Having a different regulatory standard triggered by the process (i.e. rDNA versus other breeding methods) used to make a product , rather than on the risk associated with the product itself  runs counter to the The United States “Coordinated Framework for the Regulation of Biotechnology,” which is technically agnostic towards the technology or process under review.  According to the Office of Science and Technology Policy (OSTP) in the Federal Register in 1992:

“Exercise of oversight in the scope of discretion afforded by statute should be based on the risk posed by the introduction and should not turn on the fact that an organism has been modified by a particular process or technique … (O)versight will be exercised only where the risk posed by the introduction is unreasonable, that is, when the value of the reduction in risk obtained by additional oversight is greater than the cost thereby imposed ”

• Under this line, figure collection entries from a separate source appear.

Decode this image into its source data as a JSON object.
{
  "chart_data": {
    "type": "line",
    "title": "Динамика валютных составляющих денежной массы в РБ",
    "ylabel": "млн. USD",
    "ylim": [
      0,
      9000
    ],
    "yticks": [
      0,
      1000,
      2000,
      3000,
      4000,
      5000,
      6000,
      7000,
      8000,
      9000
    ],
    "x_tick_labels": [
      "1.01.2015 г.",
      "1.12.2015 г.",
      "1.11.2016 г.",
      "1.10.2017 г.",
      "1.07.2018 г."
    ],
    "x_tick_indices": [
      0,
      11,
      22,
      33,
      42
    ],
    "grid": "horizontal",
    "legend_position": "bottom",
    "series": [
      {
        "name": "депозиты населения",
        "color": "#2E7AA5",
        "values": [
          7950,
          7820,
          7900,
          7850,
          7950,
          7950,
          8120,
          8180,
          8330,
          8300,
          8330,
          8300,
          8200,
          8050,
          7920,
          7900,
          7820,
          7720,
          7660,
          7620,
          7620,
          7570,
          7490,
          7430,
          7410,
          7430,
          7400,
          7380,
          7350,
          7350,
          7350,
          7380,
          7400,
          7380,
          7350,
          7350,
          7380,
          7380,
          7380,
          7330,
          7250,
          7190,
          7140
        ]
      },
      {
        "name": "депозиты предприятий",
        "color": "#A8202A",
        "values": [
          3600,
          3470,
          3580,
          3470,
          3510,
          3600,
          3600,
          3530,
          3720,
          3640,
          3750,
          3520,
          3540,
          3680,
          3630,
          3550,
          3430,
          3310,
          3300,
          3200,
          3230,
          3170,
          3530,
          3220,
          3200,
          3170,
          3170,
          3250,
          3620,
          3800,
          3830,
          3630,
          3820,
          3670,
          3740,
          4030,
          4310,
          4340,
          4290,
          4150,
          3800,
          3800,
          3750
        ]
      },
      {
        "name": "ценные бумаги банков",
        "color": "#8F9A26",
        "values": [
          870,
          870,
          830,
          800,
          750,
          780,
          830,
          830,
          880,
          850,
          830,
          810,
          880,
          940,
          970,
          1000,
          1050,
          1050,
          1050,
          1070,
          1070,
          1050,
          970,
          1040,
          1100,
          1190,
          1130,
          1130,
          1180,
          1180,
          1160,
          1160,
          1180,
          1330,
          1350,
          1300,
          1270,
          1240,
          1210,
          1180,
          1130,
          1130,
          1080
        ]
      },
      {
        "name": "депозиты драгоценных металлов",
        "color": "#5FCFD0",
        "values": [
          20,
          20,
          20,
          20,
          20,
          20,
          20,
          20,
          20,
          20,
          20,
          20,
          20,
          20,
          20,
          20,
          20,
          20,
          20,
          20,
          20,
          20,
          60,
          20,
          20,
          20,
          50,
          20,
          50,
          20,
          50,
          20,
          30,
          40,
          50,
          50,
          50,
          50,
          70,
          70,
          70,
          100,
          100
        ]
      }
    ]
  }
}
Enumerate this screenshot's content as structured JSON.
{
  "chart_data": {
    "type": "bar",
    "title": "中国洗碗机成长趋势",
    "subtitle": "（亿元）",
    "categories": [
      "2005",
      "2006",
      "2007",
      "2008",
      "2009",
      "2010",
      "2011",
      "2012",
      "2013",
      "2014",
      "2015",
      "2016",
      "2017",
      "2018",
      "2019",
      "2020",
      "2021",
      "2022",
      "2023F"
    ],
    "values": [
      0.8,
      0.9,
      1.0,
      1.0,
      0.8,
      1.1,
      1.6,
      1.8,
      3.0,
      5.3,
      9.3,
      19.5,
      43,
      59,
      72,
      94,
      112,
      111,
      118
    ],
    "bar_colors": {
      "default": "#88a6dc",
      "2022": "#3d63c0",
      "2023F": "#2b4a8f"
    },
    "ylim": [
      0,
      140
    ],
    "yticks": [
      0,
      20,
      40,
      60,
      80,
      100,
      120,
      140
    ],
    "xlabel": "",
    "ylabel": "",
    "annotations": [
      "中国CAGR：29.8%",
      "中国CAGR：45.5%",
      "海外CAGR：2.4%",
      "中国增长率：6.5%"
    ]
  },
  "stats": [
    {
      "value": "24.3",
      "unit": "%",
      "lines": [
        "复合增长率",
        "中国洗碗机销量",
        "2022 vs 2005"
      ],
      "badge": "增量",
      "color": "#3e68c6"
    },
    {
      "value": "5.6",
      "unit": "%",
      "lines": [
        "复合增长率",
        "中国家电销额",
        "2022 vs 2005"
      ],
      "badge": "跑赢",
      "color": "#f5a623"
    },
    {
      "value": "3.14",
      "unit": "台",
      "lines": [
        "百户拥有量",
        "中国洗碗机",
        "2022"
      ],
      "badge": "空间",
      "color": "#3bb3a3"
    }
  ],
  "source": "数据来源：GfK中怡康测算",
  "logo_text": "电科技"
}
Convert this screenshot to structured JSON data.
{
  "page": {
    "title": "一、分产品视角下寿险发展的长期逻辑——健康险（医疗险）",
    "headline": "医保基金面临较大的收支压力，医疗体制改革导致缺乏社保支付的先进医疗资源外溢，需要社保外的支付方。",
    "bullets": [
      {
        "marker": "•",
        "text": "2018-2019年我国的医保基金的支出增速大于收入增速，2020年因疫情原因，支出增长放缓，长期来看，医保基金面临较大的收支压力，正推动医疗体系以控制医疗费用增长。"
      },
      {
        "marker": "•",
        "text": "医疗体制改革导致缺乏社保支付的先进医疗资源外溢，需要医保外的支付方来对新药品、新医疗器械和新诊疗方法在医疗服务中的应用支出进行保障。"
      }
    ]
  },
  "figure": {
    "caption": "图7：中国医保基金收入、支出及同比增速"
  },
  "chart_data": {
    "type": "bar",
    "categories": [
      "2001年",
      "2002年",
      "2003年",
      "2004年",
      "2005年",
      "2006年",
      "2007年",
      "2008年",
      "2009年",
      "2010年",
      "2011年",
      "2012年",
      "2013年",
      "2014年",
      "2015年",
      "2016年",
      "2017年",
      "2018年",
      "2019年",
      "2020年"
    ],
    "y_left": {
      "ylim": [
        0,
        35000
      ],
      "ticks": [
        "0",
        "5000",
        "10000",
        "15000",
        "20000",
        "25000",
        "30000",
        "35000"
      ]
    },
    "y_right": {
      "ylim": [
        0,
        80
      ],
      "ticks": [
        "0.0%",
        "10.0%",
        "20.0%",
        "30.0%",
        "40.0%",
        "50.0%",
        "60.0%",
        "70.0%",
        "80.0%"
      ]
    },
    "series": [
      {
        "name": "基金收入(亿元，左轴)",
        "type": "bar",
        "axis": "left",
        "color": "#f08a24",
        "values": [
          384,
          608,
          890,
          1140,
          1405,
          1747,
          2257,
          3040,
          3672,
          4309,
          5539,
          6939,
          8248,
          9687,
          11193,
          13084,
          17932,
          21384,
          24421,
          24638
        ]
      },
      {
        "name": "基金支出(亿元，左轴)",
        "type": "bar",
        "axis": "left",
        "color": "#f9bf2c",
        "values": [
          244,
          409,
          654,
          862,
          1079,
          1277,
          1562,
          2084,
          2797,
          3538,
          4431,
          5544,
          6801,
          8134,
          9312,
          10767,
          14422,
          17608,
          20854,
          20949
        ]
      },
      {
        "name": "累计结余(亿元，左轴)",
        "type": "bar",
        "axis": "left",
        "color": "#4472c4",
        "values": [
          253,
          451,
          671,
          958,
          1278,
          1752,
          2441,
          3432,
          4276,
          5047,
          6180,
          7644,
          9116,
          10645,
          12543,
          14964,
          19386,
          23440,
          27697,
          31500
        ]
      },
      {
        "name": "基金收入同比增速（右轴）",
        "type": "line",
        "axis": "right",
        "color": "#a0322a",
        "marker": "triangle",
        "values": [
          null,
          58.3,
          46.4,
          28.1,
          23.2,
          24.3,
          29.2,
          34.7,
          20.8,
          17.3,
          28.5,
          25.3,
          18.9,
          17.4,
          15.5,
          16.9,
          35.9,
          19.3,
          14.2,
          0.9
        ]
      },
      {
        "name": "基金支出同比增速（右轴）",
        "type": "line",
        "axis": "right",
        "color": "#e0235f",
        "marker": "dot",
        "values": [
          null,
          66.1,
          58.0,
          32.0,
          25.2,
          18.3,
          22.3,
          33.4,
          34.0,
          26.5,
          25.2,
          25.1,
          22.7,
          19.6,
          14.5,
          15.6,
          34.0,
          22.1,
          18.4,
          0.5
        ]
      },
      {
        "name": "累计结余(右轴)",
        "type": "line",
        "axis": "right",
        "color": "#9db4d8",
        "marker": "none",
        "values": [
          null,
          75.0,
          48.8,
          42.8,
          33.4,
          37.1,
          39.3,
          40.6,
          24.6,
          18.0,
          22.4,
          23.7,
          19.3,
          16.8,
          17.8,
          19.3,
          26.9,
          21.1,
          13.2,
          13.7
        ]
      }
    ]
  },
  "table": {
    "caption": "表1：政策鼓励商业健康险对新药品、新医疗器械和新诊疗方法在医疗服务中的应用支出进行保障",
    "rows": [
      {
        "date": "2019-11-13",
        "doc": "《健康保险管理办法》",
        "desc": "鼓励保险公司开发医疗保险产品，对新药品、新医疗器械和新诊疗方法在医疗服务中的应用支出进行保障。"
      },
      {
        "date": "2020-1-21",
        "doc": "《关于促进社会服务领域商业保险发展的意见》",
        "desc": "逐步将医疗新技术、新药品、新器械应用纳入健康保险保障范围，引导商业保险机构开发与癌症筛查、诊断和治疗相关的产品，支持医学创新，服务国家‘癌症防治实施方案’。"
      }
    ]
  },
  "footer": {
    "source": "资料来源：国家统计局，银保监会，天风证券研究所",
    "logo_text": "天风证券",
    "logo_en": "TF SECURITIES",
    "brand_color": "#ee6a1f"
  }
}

This suggests that the U.S. should only exercise regulatory authority over organisms — plant or animal — based on the risks they pose.  This is irrespective of the breeding technique used to produce them, and used only when the risk posed is unreasonable, which is clarified to mean the cost of regulatory oversight is not greater than the reduction in risk obtained by that oversight. it is difficult to see how this applies to transgenic animals given the history of the fast-growing salmon.  It was hoped that new breeding methods like gene-editing would be treated more like conventional breeding. Unfortunately, that is not how it happened, as discussed in Part 3 of this series.